La Guerre d’Algérie est-elle encore présente dans notre société ? La Crèche de François Hien revient sur l’affaire Baby-Loup autour d’une employée licenciée pour avoir refuser d’ôter son voile. Et ausculte les contradictions de notre société avec intelligence, jusque dans l’intime.

En 2008, les Français assistent à l’un de ses feuilletons médiatiques qui viennent ponctuellement scinder l’opinion publique : l’affaire Baby-Loup. Dans un quartier modeste des Yvelines, la direction de la crèche Baby-Loup décide de licencier une salariée pour faute grave. Le motif ? Celle-ci refuse de retirer son voile pour travailler. Sur ces braises, l’emballement médiatique et judiciaire vient jeter de l’huile sur le feu et dans la cacophonie ambiante plus personne n’arrive dès lors à s’écouter.

Deux interprètes de La Crèche. (photos Juliette Parisot)

Le voile, une fracture qui divise la société

C’est justement pour remettre du sens sur ce mécanisme que François Hien s’est attaqué à cette histoire. Déjà mise en scène en 2017, on assiste ici à une « recréation » de la pièce. Habitué à mettre en scène un théâtre documenté, il s’est appuyé sur un long travail d’enquête pour l’écrire, et a même rencontré quelques-uns des protagonistes pour construire ses personnages et leur donner de l’épaisseur.

La Crèche, reconstituée sur la scène du TNP. (photos Juliette Parisot)


La guerre d’Algérie peut-elle être encore présente dans la crèche ?


Au fur et à mesure de la pièce, le conflit prend de l’ampleur, devient un symbole du « repli
communautaire
» d’un côté, symptomatique de « l’oppression islamophobe » de l’autre et
dépasse les simples murs de la crèche. Les fractures qui divisent la société s’invitent dans la garderie. Comme le résume une employée : « La guerre d’Algérie peut-elle être encore présente dans la crèche ? ».
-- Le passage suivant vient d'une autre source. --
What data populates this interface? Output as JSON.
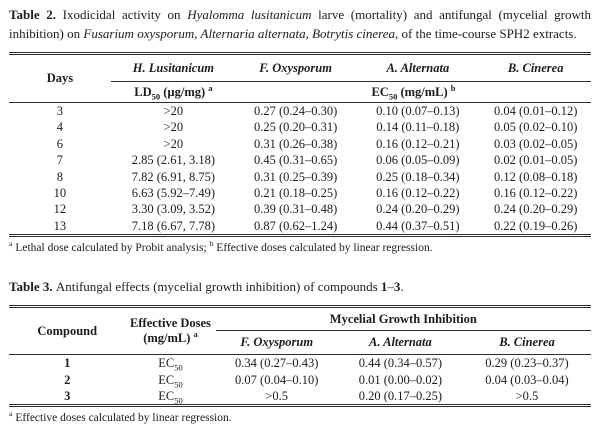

Malgré tout, la pièce entend bien faire du théâtre et rester une fiction. C’est même lorsqu’elle s’aventure du côté de l’intime qu’elle déploie le plus d’envergure. Jamais sommé de prendre parti, le
spectateur est invité à comprendre les contradictions, les crispations des personnages
grâce à une mise en scène qui le place des deux côtés de la scène. Il faut souligner aussi la qualité de la troupe dans une interprétation naturaliste et complexe, tout en nuances. Une pièce inévitable.


La Crèche, mécanique d’un conflit de François Hien, mise en scène collective. Jusqu’au 1er mars au
TNP à Villeurbanne, petit théâtre, salle Jean Bouise à 19h30 (jeu 19 h, dim 16 h, relâche le lundi, relâche
exceptionnelle dimanche 19 février. ) Durée estimée : 2 h 40. De 7e à 25 €.

Artiste associé, François Hien reprend aussi ses autres pièces, La Peur et Olivier Masson doit-il mourir ? les mardis soirs au TNP.